Oh well. It doesn't. Michael Douglas -- who in this film is wearing more make-up than the "women" I see on Santa Monica Blvd. at midnight -- puts in the kind of performance that, if this were an office job, wouldn't get him fired but wouldn't get him promoted. It's more than a drive-by paycheck pick-up, but Douglas has been around long enough to size up a script and know when he should bother trying and when he shouldn't. He goes with choice B here. And it doesn't really matter.
(As a side note, when is the last time Michael Douglas had an on-screen wife within 20 years of his own age? I mean, come on. Do you really think that in real life the man could...oh, wait, never mind.)

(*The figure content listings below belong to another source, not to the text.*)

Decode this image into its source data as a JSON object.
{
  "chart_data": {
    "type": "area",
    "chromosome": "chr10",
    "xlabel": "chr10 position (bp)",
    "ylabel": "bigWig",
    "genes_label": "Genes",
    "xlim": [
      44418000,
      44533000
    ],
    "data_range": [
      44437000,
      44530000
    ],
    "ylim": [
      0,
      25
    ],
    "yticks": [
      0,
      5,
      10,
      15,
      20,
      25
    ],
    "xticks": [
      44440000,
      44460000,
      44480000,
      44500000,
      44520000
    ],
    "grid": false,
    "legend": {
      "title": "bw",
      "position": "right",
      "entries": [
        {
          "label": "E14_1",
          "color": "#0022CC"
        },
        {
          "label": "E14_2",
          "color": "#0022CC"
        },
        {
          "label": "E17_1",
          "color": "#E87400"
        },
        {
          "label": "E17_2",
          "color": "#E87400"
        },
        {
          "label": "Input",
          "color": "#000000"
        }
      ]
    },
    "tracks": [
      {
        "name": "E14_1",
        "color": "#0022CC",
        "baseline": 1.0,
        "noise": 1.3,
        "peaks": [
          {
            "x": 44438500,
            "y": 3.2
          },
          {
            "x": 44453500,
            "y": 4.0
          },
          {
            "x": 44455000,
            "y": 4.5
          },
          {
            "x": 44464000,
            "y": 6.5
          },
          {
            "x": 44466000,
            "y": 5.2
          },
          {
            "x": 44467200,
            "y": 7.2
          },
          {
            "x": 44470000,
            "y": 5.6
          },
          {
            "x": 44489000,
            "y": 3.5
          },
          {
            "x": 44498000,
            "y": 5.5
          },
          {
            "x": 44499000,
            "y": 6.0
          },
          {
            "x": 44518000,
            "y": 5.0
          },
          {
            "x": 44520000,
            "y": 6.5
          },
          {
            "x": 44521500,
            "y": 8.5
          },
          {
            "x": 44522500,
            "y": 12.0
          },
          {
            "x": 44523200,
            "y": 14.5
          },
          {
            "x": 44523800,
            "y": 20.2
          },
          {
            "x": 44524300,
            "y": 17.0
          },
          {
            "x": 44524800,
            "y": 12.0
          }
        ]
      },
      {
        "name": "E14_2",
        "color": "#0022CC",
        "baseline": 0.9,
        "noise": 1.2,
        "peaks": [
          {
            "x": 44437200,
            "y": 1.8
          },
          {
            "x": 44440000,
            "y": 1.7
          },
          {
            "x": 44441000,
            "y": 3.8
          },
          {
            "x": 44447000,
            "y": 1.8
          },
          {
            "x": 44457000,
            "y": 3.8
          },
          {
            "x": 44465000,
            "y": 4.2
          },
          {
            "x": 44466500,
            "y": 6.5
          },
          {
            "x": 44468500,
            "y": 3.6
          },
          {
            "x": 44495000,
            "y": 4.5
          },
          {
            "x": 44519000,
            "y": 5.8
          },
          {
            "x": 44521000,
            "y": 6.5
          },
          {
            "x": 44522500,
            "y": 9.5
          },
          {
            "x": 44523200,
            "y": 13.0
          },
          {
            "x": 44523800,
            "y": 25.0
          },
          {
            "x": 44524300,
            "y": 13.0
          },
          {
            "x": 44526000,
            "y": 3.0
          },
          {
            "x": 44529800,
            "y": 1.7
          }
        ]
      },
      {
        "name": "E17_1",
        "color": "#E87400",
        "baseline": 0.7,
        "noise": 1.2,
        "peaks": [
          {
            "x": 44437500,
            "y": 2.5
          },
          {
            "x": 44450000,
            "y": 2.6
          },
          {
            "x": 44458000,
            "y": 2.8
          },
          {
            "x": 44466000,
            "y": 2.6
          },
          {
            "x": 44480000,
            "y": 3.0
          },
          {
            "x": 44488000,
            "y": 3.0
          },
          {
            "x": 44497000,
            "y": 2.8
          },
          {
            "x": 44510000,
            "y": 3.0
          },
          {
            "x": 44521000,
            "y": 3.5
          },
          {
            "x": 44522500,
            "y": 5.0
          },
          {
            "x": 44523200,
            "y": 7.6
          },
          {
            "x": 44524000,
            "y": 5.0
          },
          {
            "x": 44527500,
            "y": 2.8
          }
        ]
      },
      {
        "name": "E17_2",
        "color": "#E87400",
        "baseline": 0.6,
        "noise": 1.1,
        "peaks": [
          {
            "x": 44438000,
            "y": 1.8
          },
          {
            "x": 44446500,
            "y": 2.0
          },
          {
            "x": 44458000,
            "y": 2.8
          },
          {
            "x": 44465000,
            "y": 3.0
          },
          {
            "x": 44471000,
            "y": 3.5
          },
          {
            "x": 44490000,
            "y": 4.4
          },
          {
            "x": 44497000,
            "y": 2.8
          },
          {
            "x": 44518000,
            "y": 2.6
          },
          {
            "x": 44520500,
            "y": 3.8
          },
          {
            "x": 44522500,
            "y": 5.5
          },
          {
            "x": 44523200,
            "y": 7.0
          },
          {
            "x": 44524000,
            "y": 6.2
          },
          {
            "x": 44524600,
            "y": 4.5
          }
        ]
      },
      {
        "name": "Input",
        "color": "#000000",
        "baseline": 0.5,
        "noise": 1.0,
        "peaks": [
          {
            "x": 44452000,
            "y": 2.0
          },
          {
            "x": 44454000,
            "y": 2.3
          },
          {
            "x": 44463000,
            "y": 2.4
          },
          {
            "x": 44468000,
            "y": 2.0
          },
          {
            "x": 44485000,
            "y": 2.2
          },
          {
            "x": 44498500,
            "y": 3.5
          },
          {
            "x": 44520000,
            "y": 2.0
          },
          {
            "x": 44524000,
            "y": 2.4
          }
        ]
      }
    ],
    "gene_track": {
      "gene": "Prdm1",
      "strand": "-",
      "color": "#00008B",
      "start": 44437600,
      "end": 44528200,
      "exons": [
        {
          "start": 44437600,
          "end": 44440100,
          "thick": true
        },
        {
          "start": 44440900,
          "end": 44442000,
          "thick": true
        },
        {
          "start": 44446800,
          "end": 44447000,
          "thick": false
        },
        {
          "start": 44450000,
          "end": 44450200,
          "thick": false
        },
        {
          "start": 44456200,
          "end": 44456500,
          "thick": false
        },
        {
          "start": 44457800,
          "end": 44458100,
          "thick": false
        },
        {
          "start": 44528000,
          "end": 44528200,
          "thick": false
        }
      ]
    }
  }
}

As for everything else, Brittany Murphy scores some points for playing a schizophrenic disaster of a girl who you'd still like to nail. Oliver Platt, who is getting fatter faster than Aretha Franklin, shows up for some day player-level acting work. Famke Jannsen looks sexy in a cast, but isn't given much to do. And as for the cop, played by Jennifer Esposito, she is so irrelevant to the plot that she's practically in a different movie altogether.
The plot? If you can't figure out how this movie ends, you're trying even less than whoever wrote it.
Having said all that, it will still kill two free hours just fine. Little ventured, nothing gained.